Opportunity for Accelerated Entry into the U.S. Cannabis Market, Subject to Federal Legalization:
Aphria believes the acquisition of SweetWater is the cornerstone of its longer-term U.S. strategy and an important step towards achieving its vision to change people’s lives for the better by inspiring and empowering the worldwide community to live their very best life.  SweetWater’s existing infrastructure can be leveraged to accelerate Aphria’s entry into the U.S. ahead of federal legalization of cannabis. The acquisition also provides the addition of key partnerships with leading U.S. distributors, retailers and on-premises customers strengthening Aphria’s ability to develop new distribution in the U.S. for its products.
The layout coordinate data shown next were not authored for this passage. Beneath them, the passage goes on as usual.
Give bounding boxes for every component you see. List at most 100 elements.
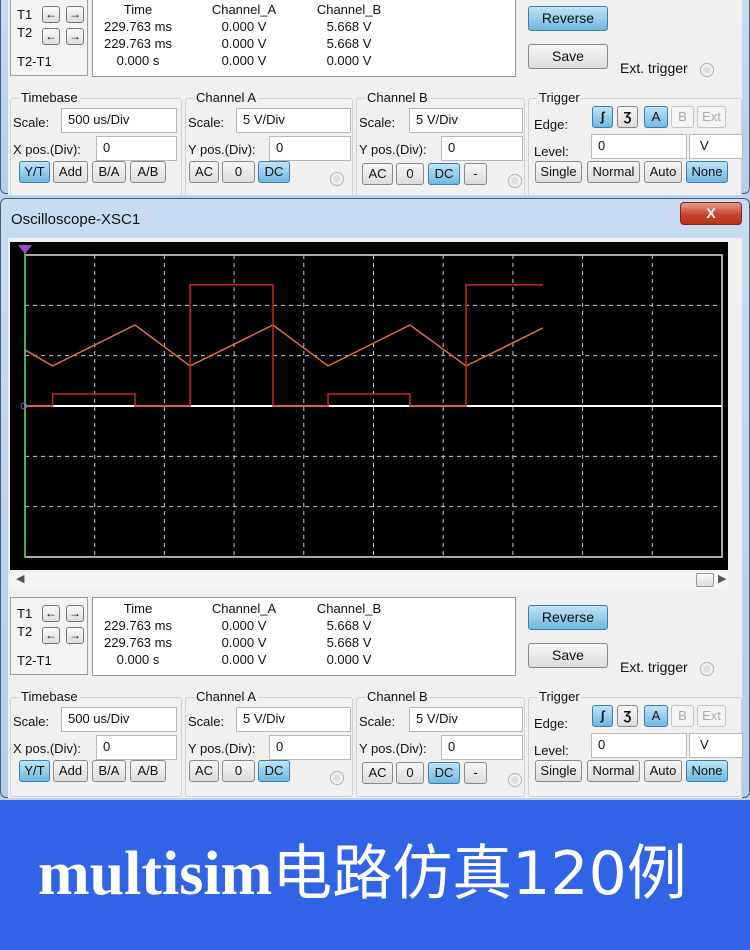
ext-trigger-label: Ext. trigger <box>620 659 688 675</box>
trigger-level-unit-select[interactable]: V <box>689 733 743 758</box>
channel-a-scale-input[interactable]: 5 V/Div <box>236 707 351 732</box>
cell: 229.763 ms <box>104 635 172 650</box>
trigger-mode-none-button[interactable]: None <box>686 161 728 183</box>
scale-label: Scale: <box>359 714 396 729</box>
channel-a-radio[interactable] <box>330 172 344 186</box>
timebase-yt-button[interactable]: Y/T <box>19 760 50 782</box>
scale-label: Scale: <box>13 714 50 729</box>
trigger-edge-ext-button[interactable]: Ext <box>697 705 726 727</box>
timebase-ab-button[interactable]: A/B <box>130 760 166 782</box>
trigger-edge-b-button[interactable]: B <box>671 705 694 727</box>
trigger-mode-auto-button[interactable]: Auto <box>644 161 682 183</box>
timebase-ba-button[interactable]: B/A <box>92 760 126 782</box>
channel-a-dc-button[interactable]: DC <box>258 161 290 183</box>
channel-a-ac-button[interactable]: AC <box>189 161 219 183</box>
trigger-edge-a-button[interactable]: A <box>644 106 668 128</box>
channel-b-scale-input[interactable]: 5 V/Div <box>409 108 523 133</box>
channel-a-ac-button[interactable]: AC <box>189 760 219 782</box>
t1-right-arrow-icon[interactable]: → <box>66 605 84 622</box>
trigger-level-unit-select[interactable]: V <box>689 134 743 159</box>
channel-b-0-button[interactable]: 0 <box>396 163 424 185</box>
t1-right-arrow-icon[interactable]: → <box>66 6 84 23</box>
timebase-ab-button[interactable]: A/B <box>130 161 166 183</box>
channel-b--button[interactable]: - <box>464 163 487 185</box>
window-title: Oscilloscope-XSC1 <box>11 211 141 228</box>
channel-a-scale-input[interactable]: 5 V/Div <box>236 108 351 133</box>
oscilloscope-window-top-clip: T1 T2 T2-T1 ← → ← → Time 229.763 ms 229.… <box>0 0 750 195</box>
channel-a-radio[interactable] <box>330 771 344 785</box>
trigger-mode-auto-button[interactable]: Auto <box>644 760 682 782</box>
t1-left-arrow-icon[interactable]: ← <box>42 6 60 23</box>
timebase-add-button[interactable]: Add <box>53 760 88 782</box>
falling-edge-button[interactable]: Ʒ <box>617 705 638 727</box>
t2-right-arrow-icon[interactable]: → <box>66 28 84 45</box>
channel-b-0-button[interactable]: 0 <box>396 762 424 784</box>
rising-edge-button[interactable]: ʃ <box>592 705 613 727</box>
timebase-scale-input[interactable]: 500 us/Div <box>61 707 177 732</box>
cell: 229.763 ms <box>104 19 172 34</box>
trigger-mode-single-button[interactable]: Single <box>535 161 582 183</box>
trigger-edge-ext-button[interactable]: Ext <box>697 106 726 128</box>
trigger-edge-a-button[interactable]: A <box>644 705 668 727</box>
scrollbar-thumb[interactable] <box>696 573 714 587</box>
channel-a-y-pos-input[interactable]: 0 <box>269 735 351 760</box>
channel-b-y-pos-input[interactable]: 0 <box>441 136 523 161</box>
channel-b-radio[interactable] <box>508 773 522 787</box>
channel-b-radio[interactable] <box>508 174 522 188</box>
channel-b-dc-button[interactable]: DC <box>428 163 460 185</box>
readout-col-channel-a: Channel_A 0.000 V 0.000 V 0.000 V <box>189 1 299 69</box>
save-button[interactable]: Save <box>528 643 608 668</box>
rising-edge-button[interactable]: ʃ <box>592 106 613 128</box>
cell: 5.668 V <box>326 618 372 633</box>
trigger-mode-none-button[interactable]: None <box>686 760 728 782</box>
cell: 0.000 s <box>116 53 160 68</box>
cell: 0.000 V <box>221 635 267 650</box>
scroll-left-icon[interactable]: ◀ <box>16 572 24 585</box>
scroll-right-icon[interactable]: ▶ <box>718 572 726 585</box>
save-button[interactable]: Save <box>528 44 608 69</box>
channel-b-dc-button[interactable]: DC <box>428 762 460 784</box>
timebase-scale-input[interactable]: 500 us/Div <box>61 108 177 133</box>
trigger-mode-normal-button[interactable]: Normal <box>587 760 640 782</box>
cell: 5.668 V <box>326 635 372 650</box>
falling-edge-button[interactable]: Ʒ <box>617 106 638 128</box>
trigger-mode-normal-button[interactable]: Normal <box>587 161 640 183</box>
timebase-yt-button[interactable]: Y/T <box>19 161 50 183</box>
x-pos-input[interactable]: 0 <box>96 735 177 760</box>
channel-a-y-pos-input[interactable]: 0 <box>269 136 351 161</box>
readout-col-channel-a: Channel_A 0.000 V 0.000 V 0.000 V <box>189 600 299 668</box>
trigger-level-input[interactable]: 0 <box>591 733 687 758</box>
t2-right-arrow-icon[interactable]: → <box>66 627 84 644</box>
level-label: Level: <box>534 743 569 758</box>
header: Time <box>123 2 153 17</box>
channel-b--button[interactable]: - <box>464 762 487 784</box>
channel-b-ac-button[interactable]: AC <box>362 163 393 185</box>
oscilloscope-screen[interactable] <box>10 242 728 570</box>
ext-trigger-radio[interactable] <box>700 63 714 77</box>
channel-b-scale-input[interactable]: 5 V/Div <box>409 707 523 732</box>
reverse-button[interactable]: Reverse <box>528 6 608 31</box>
reverse-button[interactable]: Reverse <box>528 605 608 630</box>
rising-edge-icon: ʃ <box>600 109 605 124</box>
channel-a-0-button[interactable]: 0 <box>222 760 255 782</box>
trigger-level-input[interactable]: 0 <box>591 134 687 159</box>
channel-a-dc-button[interactable]: DC <box>258 760 290 782</box>
trigger-edge-b-button[interactable]: B <box>671 106 694 128</box>
ext-trigger-radio[interactable] <box>700 662 714 676</box>
horizontal-scrollbar[interactable]: ◀ ▶ <box>10 572 728 589</box>
close-button[interactable]: X <box>680 202 742 225</box>
timebase-add-button[interactable]: Add <box>53 161 88 183</box>
channel-a-0-button[interactable]: 0 <box>222 161 255 183</box>
t2-left-arrow-icon[interactable]: ← <box>42 627 60 644</box>
channel-b-y-pos-input[interactable]: 0 <box>441 735 523 760</box>
channel-b-ac-button[interactable]: AC <box>362 762 393 784</box>
y-pos-label: Y pos.(Div): <box>188 741 256 756</box>
falling-edge-icon: Ʒ <box>623 109 632 124</box>
edge-label: Edge: <box>534 117 568 132</box>
t1-left-arrow-icon[interactable]: ← <box>42 605 60 622</box>
t2-left-arrow-icon[interactable]: ← <box>42 28 60 45</box>
timebase-ba-button[interactable]: B/A <box>92 161 126 183</box>
trigger-mode-single-button[interactable]: Single <box>535 760 582 782</box>
x-pos-input[interactable]: 0 <box>96 136 177 161</box>
t2-label: T2 <box>17 25 33 40</box>
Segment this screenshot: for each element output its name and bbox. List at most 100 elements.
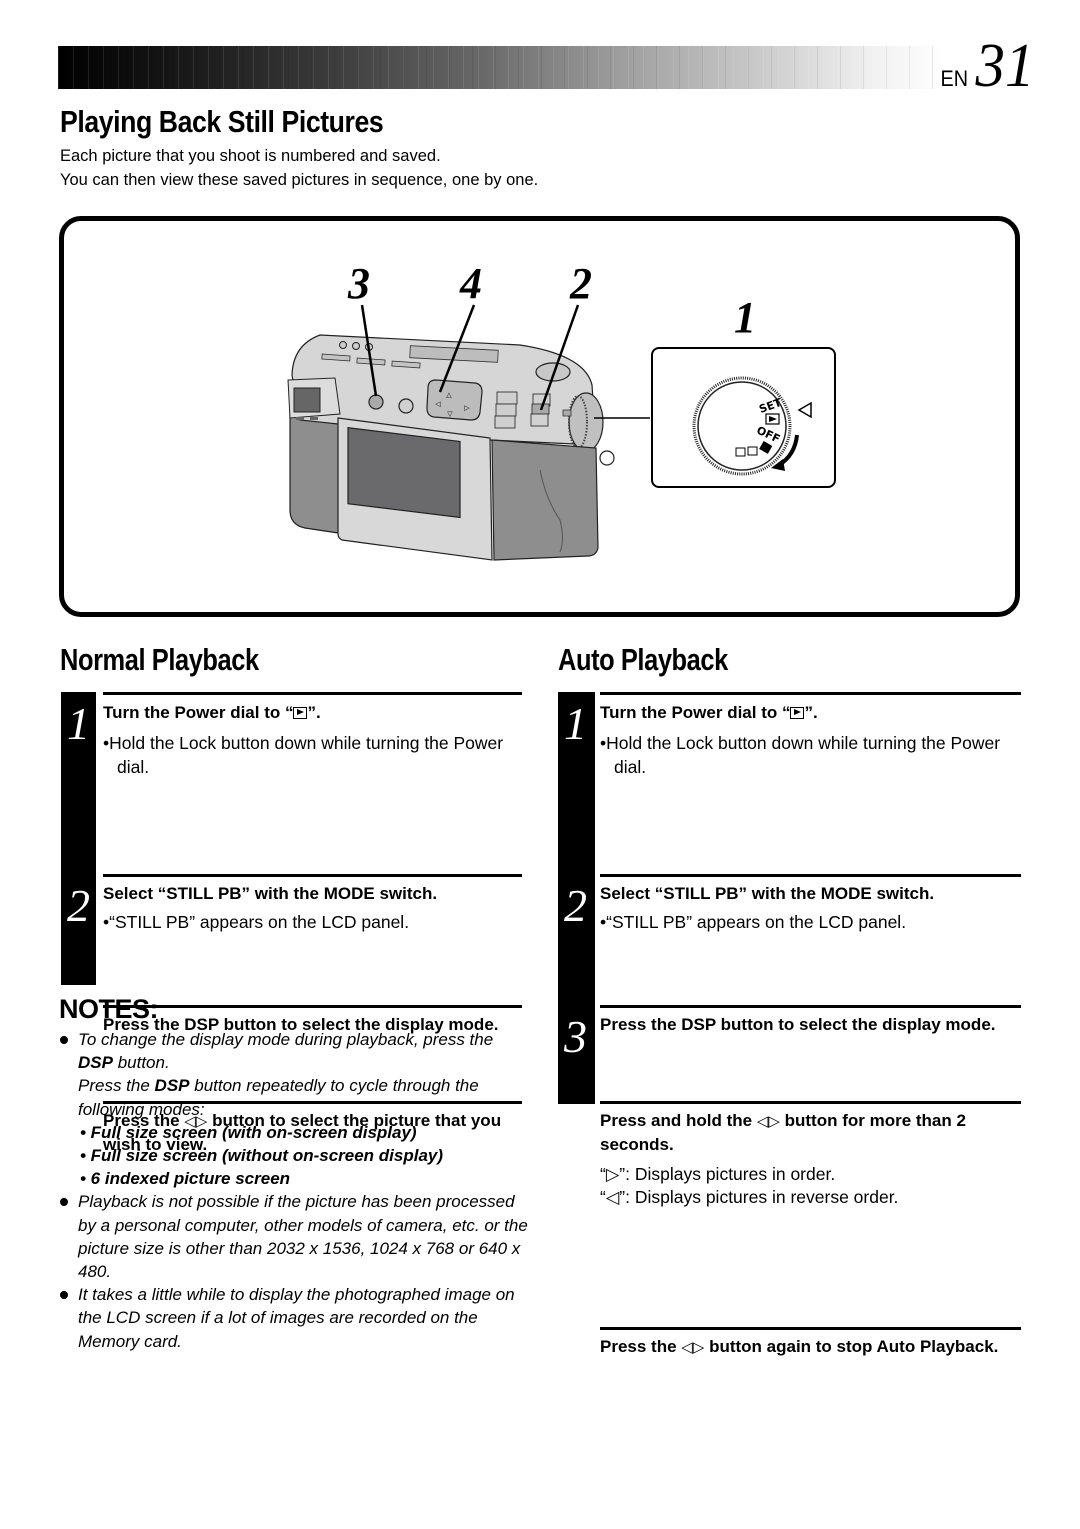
- dial-index-mark-icon: [797, 401, 812, 419]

Addition of an Experienced Executive Team:
The acquisition will expand Aphria’s leadership team through the addition of SweetWater’s talented group of executives who have substantial operational experience in the craft brewing and beverage industry and a proven track record of developing, building and growing strong consumer brands. SweetWater’s management team will remain in place along with approximately 125 employees. Freddy Bensch will continue as Chief Executive Officer of the wholly owned subsidiary, reporting directly to Irwin D. Simon, reflecting the commitment and belief of both companies in the future success of the combined company. Freddy Bensch will enter into a consulting agreement that will continue until the end of calendar 2023, subject to renewals.

Agreement Details
Under the terms of the Agreement, SweetWater will become a wholly owned subsidiary of Aphria.   The unitholders of SweetWater will receive $250 million in cash and approximately $50 million in Aphria stock at closing and are eligible to receive up to $66 million of additional cash under an earnout through the end of calendar year 2023.  The initial transaction value represents approximately 12.5x adjusted EBITDA multiple and it is expected to close before the end of December 2020.

The Agreement contains customary terms and conditions for a transaction of this nature, including representations and warranties of both Aphria and SweetWater, termination rights and customary closing conditions, including (i) HSR clearance (ii) no governmental authority shall have enacted any order prohibiting the completion of the acquisition, (iii) no material adverse effect in respect of the SweetWater business, and (iv) the accuracy of each party’s representations and warranties and each party’s material compliance with its covenants and agreements contained in the Agreement.  For further information on the terms and conditions of the acquisition, please refer to the entire Agreement available on SEDAR at www.sedar.com and on EDGAR at www.sec.gov.

Aphria expects to finance the cash component of the purchase price under the Agreement through (i) a committed $100 million term debt facility at the SweetWater level to be provided by certain of Aphria’s and SweetWater’s existing lenders, (ii) accessing up to $100 million from its existing $100 million At-The-Market (“ATM”) equity program, and (iii) available cash on hand.  Aphria has sufficient cash on hand to fund the acquisition.